If you were to deny service to someone for being a flat earther, or ... a known felon, I don't think there is any law that would stop you.
I disagree. There are some laws, in at least some parts of the United States, that may prohibit discrimination against a felon, while that may be perfectly allowed in other places. This just isn't one of the criteria that happened to be included in the written law that was passed at the national level (as I understand it), but local laws may also apply.
As for "flat earther", I would totally expect that to be treated as a religion, as the flat earthers are often quite aware of some of the evidence against their position, and yet they maintain their position based on faith.
why is it legal to discriminate against one but not the other?
As a full-fledged believer in a major religion, I do see value in freedom of religion. I mean, ultimately, I believe in an all-powerful God who is all-knowing, and so judgement will come eventually, and in that sense, any freedom of religion is temporary. There is no "long term" (eternal) freedom of religion. However, for the short term, it is good for our government to honor freedom of religion.
This is not because I see any good in people worshiping wrongly (such as Satanic worship, which is completely wrong in my opinion). However, the reason why freedom of religion is good is because of this: a person's relationship with God should be about their own personal decision about what relationship to have with God. No government is qualified to decide that relationship for a person. For that matter, neither are employers. If you want to be a "bricklayer, lumberjack, nurse, or accountant," (referencing the list that gerrit provided in gerrit's answer), you should not be required to convert to a religion that you think is incorrect just because you want to have a job in that profession. To try to eliminate (or, at least, reduce) (potential) employers from abusing their (potential) power by trying to impose religious values, protections were put into law.
But what I don't understand, is why those discrimination laws also apply to religion?

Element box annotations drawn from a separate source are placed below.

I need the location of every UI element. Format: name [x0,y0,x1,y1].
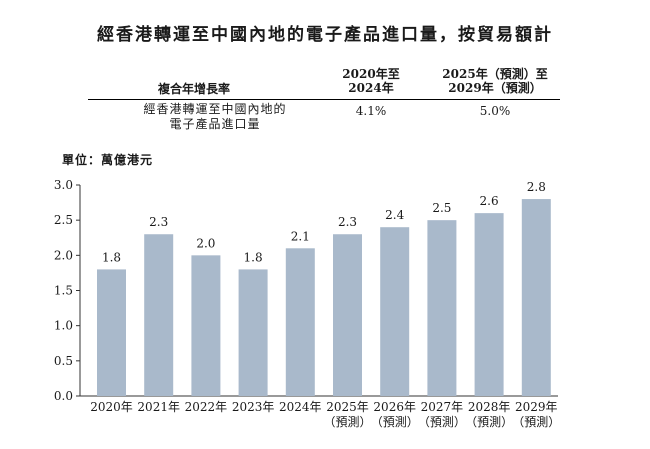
cagr-row-label: 經香港轉運至中國內地的 電子產品進口量 [130,102,300,132]
x-tick-sublabel: （預測） [371,415,419,429]
y-tick-label: 1.5 [54,284,73,298]
bar-value-label: 2.4 [385,208,404,222]
bar-2024年 [285,248,315,396]
x-tick-sublabel: （預測） [323,415,371,429]
y-tick-label: 2.5 [54,213,73,227]
bar-value-label: 2.0 [196,236,215,250]
bar-value-label: 1.8 [244,250,263,264]
cagr-col1-value: 4.1% [355,104,387,118]
x-tick-label: 2025年 [326,400,369,414]
bar-value-label: 2.3 [338,215,357,229]
x-tick-label: 2023年 [232,400,275,414]
x-tick-sublabel: （預測） [512,415,560,429]
unit-label: 單位：萬億港元 [62,153,154,167]
x-tick-sublabel: （預測） [418,415,466,429]
bar-2021年 [144,234,174,396]
bar-value-label: 2.3 [149,215,168,229]
cagr-col2-header-line2: 2029年（預測） [448,81,542,95]
bar-value-label: 2.6 [480,194,499,208]
bar-2022年 [191,255,221,396]
cagr-col2-value: 5.0% [479,104,511,118]
bar-2020年 [97,269,126,396]
cagr-col1-header-line2: 2024年 [348,81,394,95]
bar-2026年 [380,227,410,396]
x-tick-label: 2028年 [468,400,511,414]
x-tick-label: 2026年 [373,400,416,414]
y-tick-label: 0.0 [54,389,73,403]
bar-2029年 [521,199,551,396]
bar-value-label: 1.8 [102,250,121,264]
cagr-col1-header: 2020年至 2024年 [336,67,406,95]
x-tick-label: 2021年 [137,400,180,414]
y-tick-label: 0.5 [54,354,73,368]
x-tick-label: 2029年 [515,400,558,414]
bar-2025年 [333,234,362,396]
bar-2027年 [427,220,457,396]
cagr-row-label-line2: 電子產品進口量 [169,117,261,131]
x-tick-label: 2022年 [185,400,228,414]
y-tick-label: 3.0 [54,178,73,192]
bar-value-label: 2.8 [527,180,546,194]
x-tick-label: 2024年 [279,400,322,414]
bar-value-label: 2.5 [432,201,451,215]
cagr-col1-header-line1: 2020年至 [342,67,400,81]
cagr-col2-header-line1: 2025年（預測）至 [442,67,548,81]
y-tick-label: 1.0 [54,319,73,333]
bar-2023年 [238,269,268,396]
x-tick-label: 2020年 [90,400,133,414]
y-tick-label: 2.0 [54,248,73,262]
x-tick-label: 2027年 [421,400,464,414]
bar-2028年 [474,213,504,396]
chart-title: 經香港轉運至中國內地的電子產品進口量，按貿易額計 [97,25,553,45]
cagr-table-rule [88,99,560,100]
bar-value-label: 2.1 [291,229,310,243]
cagr-row-label-line1: 經香港轉運至中國內地的 [143,102,287,116]
cagr-header-label: 複合年增長率 [158,82,231,96]
x-tick-sublabel: （預測） [465,415,513,429]
cagr-col2-header: 2025年（預測）至 2029年（預測） [430,67,560,95]
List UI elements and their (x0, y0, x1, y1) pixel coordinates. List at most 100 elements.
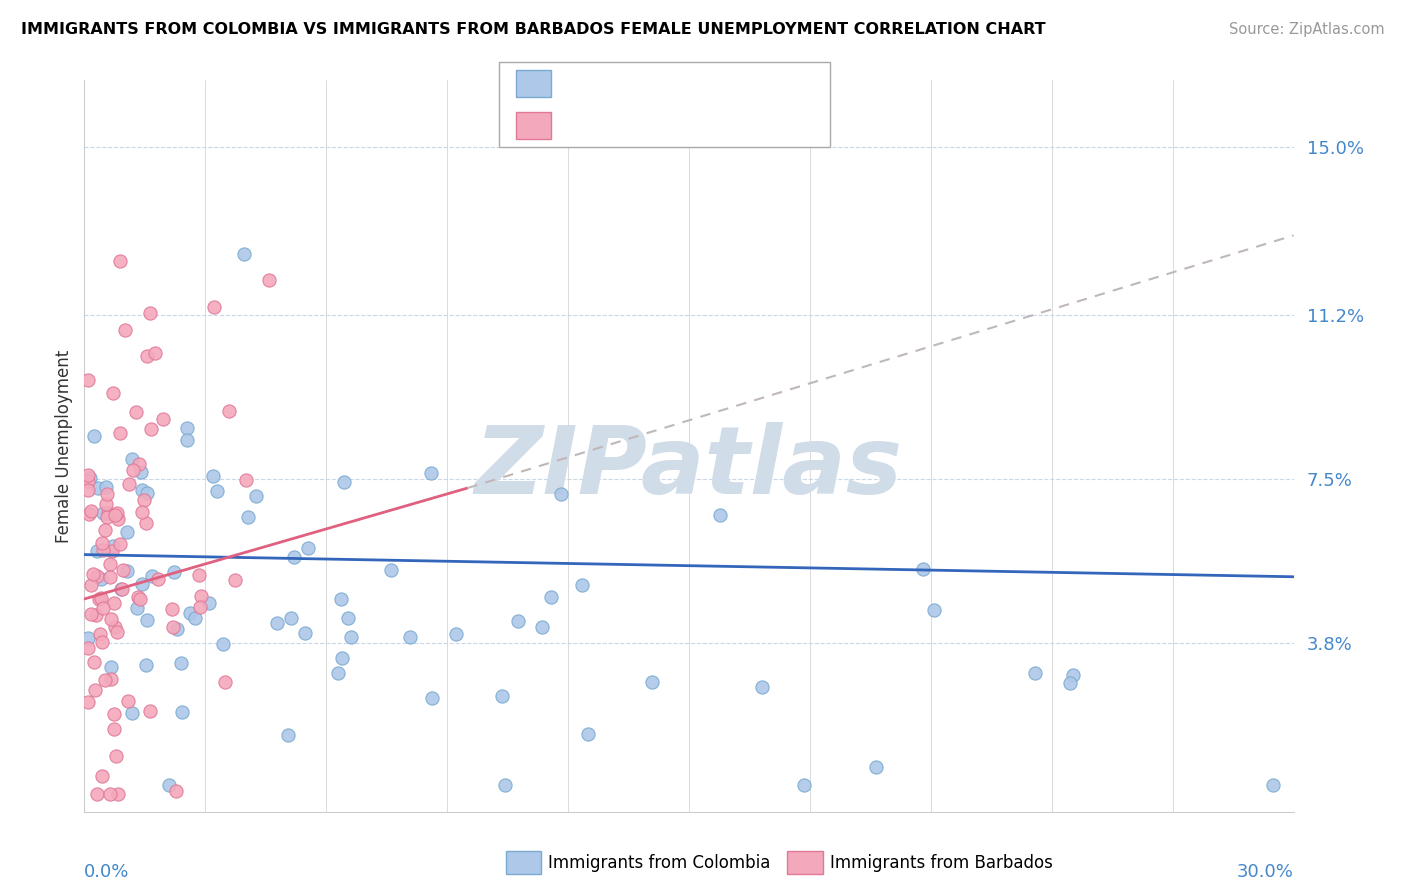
Point (118, 476, 141, 491)
Point (294, 625, 316, 640)
Point (103, 722, 125, 736)
Point (122, 463, 145, 477)
Text: -0.068: -0.068 (605, 75, 669, 93)
Point (110, 582, 132, 597)
Point (101, 544, 124, 558)
Point (380, 563, 402, 577)
Point (235, 473, 257, 487)
Point (190, 589, 212, 603)
Point (326, 666, 349, 681)
Point (135, 349, 157, 363)
Point (128, 457, 150, 471)
Point (89, 626, 111, 640)
Point (103, 539, 125, 553)
Point (571, 578, 593, 592)
Text: N =: N = (661, 75, 725, 93)
Text: ZIPatlas: ZIPatlas (475, 422, 903, 514)
Point (135, 485, 157, 500)
Text: 0.092: 0.092 (605, 117, 669, 135)
Text: 0.0%: 0.0% (84, 863, 129, 881)
Point (82, 567, 104, 582)
Point (134, 493, 156, 508)
Point (1062, 668, 1084, 682)
Point (105, 507, 128, 521)
Text: Immigrants from Colombia: Immigrants from Colombia (548, 854, 770, 871)
Point (89, 591, 111, 606)
Point (77, 507, 100, 521)
Point (110, 426, 132, 441)
Point (98, 787, 121, 801)
Point (129, 591, 152, 606)
Point (98, 570, 121, 584)
Point (494, 778, 516, 792)
Point (86, 787, 108, 801)
Point (135, 657, 157, 672)
Point (139, 704, 162, 718)
Point (277, 728, 299, 742)
Point (165, 783, 187, 797)
Point (420, 690, 443, 705)
Point (96, 480, 118, 494)
Point (107, 787, 129, 801)
Point (103, 385, 125, 400)
Point (111, 563, 134, 577)
Point (135, 516, 157, 530)
Point (232, 246, 254, 260)
Point (283, 549, 305, 564)
Point (641, 675, 664, 690)
Point (96, 497, 118, 511)
Point (709, 508, 731, 523)
Point (224, 574, 246, 588)
Point (117, 694, 139, 708)
Point (576, 727, 599, 741)
Point (115, 564, 138, 578)
Point (214, 674, 236, 689)
Point (1059, 675, 1081, 690)
Point (125, 405, 148, 419)
Point (100, 611, 122, 625)
Point (190, 599, 212, 614)
Point (83, 429, 105, 443)
Point (77, 641, 100, 656)
Text: R =: R = (565, 75, 609, 93)
Point (163, 565, 186, 579)
Point (162, 601, 184, 615)
Point (166, 622, 188, 636)
Point (330, 591, 353, 606)
Point (129, 466, 152, 480)
Point (212, 637, 235, 651)
Text: Source: ZipAtlas.com: Source: ZipAtlas.com (1229, 22, 1385, 37)
Point (419, 466, 441, 480)
Point (77, 373, 100, 387)
Point (108, 254, 131, 268)
Point (96, 506, 118, 520)
Point (86, 544, 108, 558)
Point (111, 582, 134, 596)
Point (96, 486, 118, 500)
Point (550, 487, 572, 501)
Point (91, 635, 114, 649)
Point (491, 689, 513, 703)
Point (108, 537, 131, 551)
Point (152, 412, 174, 426)
Point (80, 607, 103, 621)
Point (170, 656, 193, 670)
Point (121, 706, 143, 720)
Point (79, 471, 101, 485)
Point (187, 568, 209, 582)
Point (444, 626, 467, 640)
Point (245, 489, 267, 503)
Point (103, 597, 125, 611)
Point (297, 541, 319, 555)
Point (922, 603, 945, 617)
Point (115, 525, 138, 540)
Point (266, 616, 288, 631)
Point (104, 620, 127, 634)
Point (176, 434, 198, 448)
Point (121, 451, 143, 466)
Y-axis label: Female Unemployment: Female Unemployment (55, 350, 73, 542)
Point (141, 569, 163, 583)
Point (91, 536, 114, 550)
Point (176, 421, 198, 435)
Point (77, 631, 100, 645)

To some degree, they don't. A church may decide to not hire somebody based on their religious ideas. (The same is true for a religious school, which teaches standard school subjects but also has classes about a specific religion, and teaches the tenants of the religion.) Such discrimination is absolutely necessary for such organizations, since they need to be able to hold people to religious standards. Otherwise, the religious teachings may get watered down by the inconsistency of people who don't hold those beliefs. A person might be qualified to be a "teacher" based on an ability to teach, but a church isn't going to want someone that they consider to be a "false teacher" to continue to teach falsehoods. And so, in order to try to present a unified voice of core religious teachings, such religious organizations need to have the ability to be selective.
Sometimes discrimination against religions even qualifies as racism ([...] discrimination against islam is usually described as racism in America),
This is just because when I first see somebody walking down the street, or I meet a person during a brief half-hour interview, I might not be able to identify which religion guides them. However, I can often notice traits that are very common in Islam, such as Arab traits including skin color. Wearing a turban might indicate involvement with a predominantly Islam nation, or someone from India (which is more Hindu than Islam), or the Sikh religion (rather than Islam). Regardless of which of those religions someone may be, turbans are less popular among Jews and Christians, so this could be a way for someone to discriminate (negatively or positively).
Race can often be determined with higher reliability, based on recognizing race-based characteristics (like skin color) or cultural characteristics, while individual religious decisions may be harder to determine (and therefore harder to use for discrimination).
Laws or complaints about racism may be due to a perception that racism is simply more common (even if religiously motivated), or just because of strong sentiment of people despising racism (since race is less controllable than religion, discriminating based on that will be more offensive to at least some people).